I do think in a week, I am going to write a blog telling you what has improved. I have been warned that it won't be a dramatic improvement even then. I was kind of hoping that I would be the exception on that. I have learned that there are no exceptions for me in this process. They insist you have to keep up the treatments once at home. Like, I told you before, I have most of that figured out except for one. That will take a machine...which I understand patients have purchased since leaving. They maybe should have told me that before. There are smaller more portable options. I am just having trouble determining if they will be as effective or not.

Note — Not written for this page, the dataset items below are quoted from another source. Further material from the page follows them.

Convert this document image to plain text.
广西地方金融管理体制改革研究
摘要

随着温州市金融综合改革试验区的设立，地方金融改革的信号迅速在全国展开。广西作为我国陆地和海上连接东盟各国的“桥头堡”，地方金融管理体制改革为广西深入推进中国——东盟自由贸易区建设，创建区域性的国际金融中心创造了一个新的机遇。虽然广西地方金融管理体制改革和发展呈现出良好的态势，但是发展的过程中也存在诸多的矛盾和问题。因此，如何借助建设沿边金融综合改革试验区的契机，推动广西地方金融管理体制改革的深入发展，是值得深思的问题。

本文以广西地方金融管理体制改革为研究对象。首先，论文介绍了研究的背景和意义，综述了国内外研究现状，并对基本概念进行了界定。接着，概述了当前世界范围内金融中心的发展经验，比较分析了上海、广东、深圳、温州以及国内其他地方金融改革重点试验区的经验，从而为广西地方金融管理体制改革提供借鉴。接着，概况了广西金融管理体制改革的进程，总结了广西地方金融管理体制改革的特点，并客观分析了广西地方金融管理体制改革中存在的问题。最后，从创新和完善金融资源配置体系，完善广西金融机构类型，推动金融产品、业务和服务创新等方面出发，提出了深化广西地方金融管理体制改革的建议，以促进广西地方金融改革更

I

I asked about the longest serving, full treatment patient for Lyme and he is over the 4 month mark and doing great they say. He is still doing all the treatments at home, which is great. But makes me wonder if maybe you are never done this process? I won't knock it because I believe at some point soon I will feel that life fighting Lyme is better than living with Lyme. I just have to figure out the Pulse Electromagnetic Frequency treatments, if that is what it will take.
I have decided my worst case scenario is doing these treatments for life. I can accept most of that, if it means my brain power will return. So that is really not my worst case scenario, it is if my brain power doesn't return. I remember my grandma always saying she only wanted to live as long as she "kept her marbles". I have temporarily lost my marbles and am focussed on finding them. I know the clarity is in there. I had it for a day after I started antibiotics but it left and never returned and I had it for a day or two after starting treatments in Utah. So I can only assume, it is there.